We went to our site Monday morning and introduced ourselves to our resident Joanne. She told us the house belonged to her son but she was living with him because her health was failing. She told us we were more than welcome to come in and cool off during the day if we needed too because the temperature was in the high 90s. After we introduced ourselves we went out to start on the backyard. We decided to clear out the trash and useless items first before we started weeding. As the days progressed we got to know Joanne more and she shared just how restricted she was because of her health and how frustrating it was. She told us how frustrated she gets when she cannot go out or clean up around the house and how she spends all day in the house by herself.We found some old flower boxes on the front porch and decided to fix them up and plant flowers in them for Joanne. We had them placed close to the door so she would not have to go very far to take care of them. When we left the site she gave us all hugs and stood at the door waving as we left.

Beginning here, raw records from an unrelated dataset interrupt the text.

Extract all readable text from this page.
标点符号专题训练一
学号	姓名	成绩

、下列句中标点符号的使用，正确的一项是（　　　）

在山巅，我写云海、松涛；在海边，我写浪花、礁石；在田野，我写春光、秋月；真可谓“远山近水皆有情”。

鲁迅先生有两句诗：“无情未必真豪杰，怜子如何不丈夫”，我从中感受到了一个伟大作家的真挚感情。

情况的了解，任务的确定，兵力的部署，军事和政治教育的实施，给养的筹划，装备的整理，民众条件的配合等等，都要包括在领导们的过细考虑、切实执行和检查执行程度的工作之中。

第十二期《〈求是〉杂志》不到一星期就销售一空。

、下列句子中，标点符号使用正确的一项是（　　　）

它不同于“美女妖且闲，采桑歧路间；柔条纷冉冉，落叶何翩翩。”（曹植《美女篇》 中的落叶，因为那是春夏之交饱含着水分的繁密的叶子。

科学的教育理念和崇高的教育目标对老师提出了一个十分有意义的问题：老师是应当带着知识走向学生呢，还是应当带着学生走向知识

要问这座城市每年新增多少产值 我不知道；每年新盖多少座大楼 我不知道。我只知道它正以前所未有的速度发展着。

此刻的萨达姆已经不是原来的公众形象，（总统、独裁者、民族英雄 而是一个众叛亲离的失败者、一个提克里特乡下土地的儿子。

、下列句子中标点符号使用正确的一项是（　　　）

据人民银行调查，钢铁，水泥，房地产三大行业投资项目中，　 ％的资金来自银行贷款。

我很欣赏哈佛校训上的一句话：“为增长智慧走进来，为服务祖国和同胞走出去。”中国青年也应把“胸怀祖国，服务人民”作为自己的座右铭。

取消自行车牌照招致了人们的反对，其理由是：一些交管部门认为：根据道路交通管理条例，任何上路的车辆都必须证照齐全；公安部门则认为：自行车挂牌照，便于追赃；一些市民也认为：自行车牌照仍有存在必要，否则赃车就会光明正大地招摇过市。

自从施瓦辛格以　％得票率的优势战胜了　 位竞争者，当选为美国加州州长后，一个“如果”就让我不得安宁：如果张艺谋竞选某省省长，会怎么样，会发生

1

On Friday we went to water trees at Cunningham Park. Cunningham Park took a direct hit from the tornado and in just a year has been completely restored with new playgrounds, and a plaque with all the names of the victims.There are 161 trees in Cunningham Park in remembrance of the victims. Our job was to water all of the trees because due to the recent drought the trees are struggling to stay alive. Across the street from the park is what was left of St. John’s Hospital. The shell of the hospital looked like an empty parking garage, and a pile of debris stretched over halfway up the building. The debris produced by the tornado was more than the amount of debris produced on 9/11. Seeing how important the park is to the Joplin community and seeing the hospital was a reminder of how important it is to help those in need because you never know when you might be the one in need.